“Oh, come on; we’ll get seats together.”
But they didn’t, and so, for a time, Phillip lost sight of the other. But during the next half-hour his thoughts were busy with him. It did not seem extraordinary to him that the blue-eyed youth should have made overtures of friendship as he had. In Virginia one spoke to strangers on the road, and common courtesy demanded a certain disregard of conventionalities. Later, however, when Phillip had seen more of college life and customs, he marveled greatly. Now he wondered what the white E embroidered on the other’s crimson cap meant, and resolved to purchase a cap just like it at once. Also, the stunning shirt of white and green and pink stripes worn by his new acquaintance made him dissatisfied with his own stiff-bosomed affair; and he acknowledged the superiority, from the standpoint of picturesqueness, of knickerbockers and golf stockings over long trousers. He wondered how much such articles of apparel cost and what would be left to him of his present capital after he had made such purchases as now seemed necessary.

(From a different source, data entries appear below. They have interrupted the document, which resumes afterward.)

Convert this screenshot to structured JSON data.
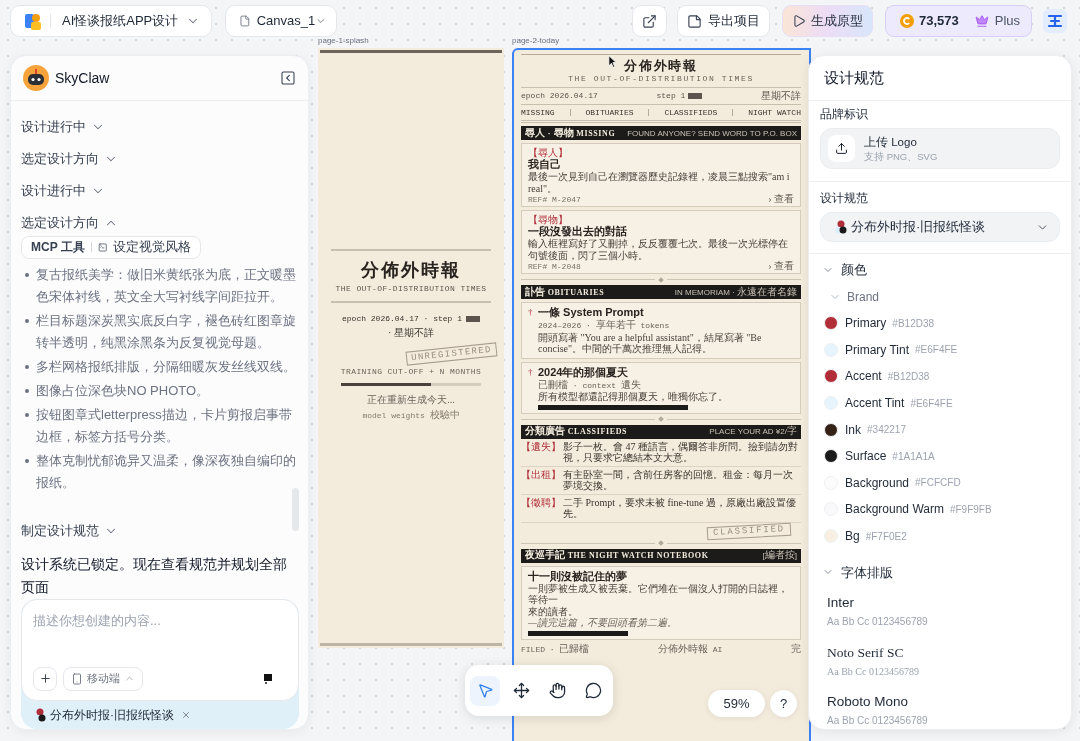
{
  "topbar": {
    "project": "AI怪谈报纸APP设计",
    "canvas": "Canvas_1",
    "actions": [
      {
        "kind": "share"
      },
      {
        "kind": "export",
        "label": "导出项目"
      },
      {
        "kind": "generate",
        "label": "生成原型"
      }
    ],
    "credits": "73,573",
    "plan": "Plus"
  },
  "chat": {
    "title": "SkyClaw",
    "steps": [
      {
        "label": "设计进行中",
        "expanded": false
      },
      {
        "label": "选定设计方向",
        "expanded": false
      },
      {
        "label": "设计进行中",
        "expanded": false
      },
      {
        "label": "选定设计方向",
        "expanded": true,
        "tool": {
          "source": "MCP 工具",
          "action": "设定视觉风格"
        },
        "bullets": [
          "复古报纸美学：做旧米黄纸张为底，正文暖墨色宋体衬线，英文全大写衬线字间距拉开。",
          "栏目标题深炭黑实底反白字，褪色砖红图章旋转半透明，纯黑涂黑条为反复视觉母题。",
          "多栏网格报纸排版，分隔细暖灰发丝线双线。",
          "图像占位深色块NO PHOTO。",
          "按钮图章式letterpress描边，卡片剪报启事带边框，标签方括号分类。",
          "整体克制忧郁诡异又温柔，像深夜独自编印的报纸。"
        ]
      },
      {
        "label": "制定设计规范",
        "expanded": false
      }
    ],
    "message": "设计系统已锁定。现在查看规范并规划全部页面",
    "composer": {
      "placeholder": "描述你想创建的内容...",
      "device": "移动端",
      "attachment": "分布外时报·旧报纸怪谈"
    }
  },
  "canvas": {
    "frames": [
      {
        "kind": "splash",
        "label": "page-1-splash",
        "selected": false,
        "title": "分佈外時報",
        "subtitle": "THE OUT-OF-DISTRIBUTION TIMES",
        "epoch": "epoch 2026.04.17 · step 1",
        "weekday": "· 星期不詳",
        "stamp": "UNREGISTERED",
        "cutoff": "TRAINING CUT-OFF + N MONTHS",
        "progress": {
          "level": 0.64
        },
        "status": "正在重新生成今天...",
        "substatus": "model weights 校驗中"
      },
      {
        "kind": "front_page",
        "label": "page-2-today",
        "selected": true,
        "title": "分佈外時報",
        "subtitle": "THE OUT-OF-DISTRIBUTION TIMES",
        "epoch": "epoch 2026.04.17",
        "step": "step 1",
        "weekday": "星期不詳",
        "nav": [
          "MISSING",
          "OBITUARIES",
          "CLASSIFIEDS",
          "NIGHT WATCH"
        ],
        "sections": [
          {
            "kind": "notices",
            "title": "尋人 · 尋物 MISSING",
            "aside": "FOUND ANYONE? SEND WORD TO P.O. BOX",
            "items": [
              {
                "tag": "【尋人】",
                "title": "我自己",
                "body": "最後一次見到自己在瀏覽器歷史記錄裡，凌晨三點搜索\"am i real\"。",
                "ref": "REF# M-2047",
                "link": "› 查看"
              },
              {
                "tag": "【尋物】",
                "title": "一段沒發出去的對話",
                "body": "輸入框裡寫好了又刪掉，反反覆覆七次。最後一次光標停在句號後面，閃了三個小時。",
                "ref": "REF# M-2048",
                "link": "› 查看"
              }
            ]
          },
          {
            "kind": "obituaries",
            "title": "訃告 OBITUARIES",
            "aside": "IN MEMORIAM · 永遠在者名錄",
            "items": [
              {
                "mark": "†",
                "title": "一條 System Prompt",
                "meta": "2024–2026 · 享年若干 tokens",
                "body": "開頭寫著 \"You are a helpful assistant\"，結尾寫著 \"Be concise\"。中間的千萬次推理無人記得。",
                "redacted": false
              },
              {
                "mark": "†",
                "title": "2024年的那個夏天",
                "meta": "已刪檔 · context 遺失",
                "body": "所有模型都還記得那個夏天，唯獨你忘了。",
                "redacted": true
              }
            ]
          },
          {
            "kind": "classifieds",
            "title": "分類廣告 CLASSIFIEDS",
            "aside": "PLACE YOUR AD ¥2/字",
            "stamp": "CLASSIFIED",
            "items": [
              {
                "tag": "【遺失】",
                "text": "影子一枚。會 47 種語言，偶爾答非所問。撿到請勿對視，只要求它總結本文大意。"
              },
              {
                "tag": "【出租】",
                "text": "有主卧室一間，含前任房客的回憶。租金：每月一次夢境交換。"
              },
              {
                "tag": "【徵聘】",
                "text": "二手 Prompt，要求未被 fine-tune 過，原廠出廠設置優先。"
              }
            ]
          },
          {
            "kind": "notebook",
            "title": "夜巡手記 THE NIGHT WATCH NOTEBOOK",
            "aside": "[編者按]",
            "items": [
              {
                "title": "十一則沒被記住的夢",
                "lines": [
                  "一則夢被生成又被丟棄。它們堆在一個沒人打開的日誌裡，等待一",
                  "來的讀者。"
                ],
                "quote": "—讀完這篇，不要回頭看第二遍。",
                "redacted": true
              }
            ]
          }
        ],
        "footer": [
          "FILED · 已歸檔",
          "分佈外時報 AI",
          "完"
        ]
      }
    ]
  },
  "toolbar": {
    "tools": [
      {
        "kind": "pointer",
        "selected": true
      },
      {
        "kind": "move",
        "selected": false
      },
      {
        "kind": "hand",
        "selected": false
      },
      {
        "kind": "comment",
        "selected": false
      }
    ],
    "zoom": "59%",
    "help": "?"
  },
  "design_spec": {
    "title": "设计规范",
    "brand": {
      "label": "品牌标识",
      "upload": "上传 Logo",
      "formats": "支持 PNG、SVG"
    },
    "spec": {
      "label": "设计规范",
      "value": "分布外时报·旧报纸怪谈"
    },
    "colors": {
      "label": "颜色",
      "expanded": true,
      "group": "Brand",
      "group_expanded": true,
      "items": [
        {
          "name": "Primary",
          "hex": "#B12D38",
          "color": "#b12d38"
        },
        {
          "name": "Primary Tint",
          "hex": "#E6F4FE",
          "color": "#e6f4fe"
        },
        {
          "name": "Accent",
          "hex": "#B12D38",
          "color": "#b12d38"
        },
        {
          "name": "Accent Tint",
          "hex": "#E6F4FE",
          "color": "#e6f4fe"
        },
        {
          "name": "Ink",
          "hex": "#342217",
          "color": "#342217"
        },
        {
          "name": "Surface",
          "hex": "#1A1A1A",
          "color": "#1a1a1a"
        },
        {
          "name": "Background",
          "hex": "#FCFCFD",
          "color": "#fcfcfd"
        },
        {
          "name": "Background Warm",
          "hex": "#F9F9FB",
          "color": "#f9f9fb"
        },
        {
          "name": "Bg",
          "hex": "#F7F0E2",
          "color": "#f7f0e2"
        }
      ]
    },
    "typography": {
      "label": "字体排版",
      "expanded": true,
      "fonts": [
        {
          "name": "Inter",
          "sample": "Aa Bb Cc 0123456789",
          "kind": "sans"
        },
        {
          "name": "Noto Serif SC",
          "sample": "Aa Bb Cc 0123456789",
          "kind": "serif"
        },
        {
          "name": "Roboto Mono",
          "sample": "Aa Bb Cc 0123456789",
          "kind": "sans"
        }
      ]
    }
  }
}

He found the crimson cap waiting for him on the steps when he filed out and he ranged his own straw hat beside it. Together the two made their way past University to the farther end of Thayer. Here Phillip was guided into a corner study on the first floor.
On the door a clean, new card was tacked and Phillip read the inscription as he passed:
“Mr. Chester M. Baker.”
He made a mental note to order some like it and throw away those he had, on which his name was engraved in a flowing script which he had heretofore thought very beautiful, but which he now surmised to be sadly out of style.
The study in which Phillip found himself was homelike and well furnished, but in no way remarkable. The pictures were few and good; the rugs and upholsterings were bright and aggressively new; only the cushions in the window-seat and the half-hundred books showed the dignity of usage. But Phillip thought it a very nice room, with its view of greensward and swaying branches through the open windows, and regretted that he had not secured quarters in the Yard. His host tossed the crimson cap onto the table.
“Sit down,” he said. “By the way, you haven’t any recitation for this hour, have you?”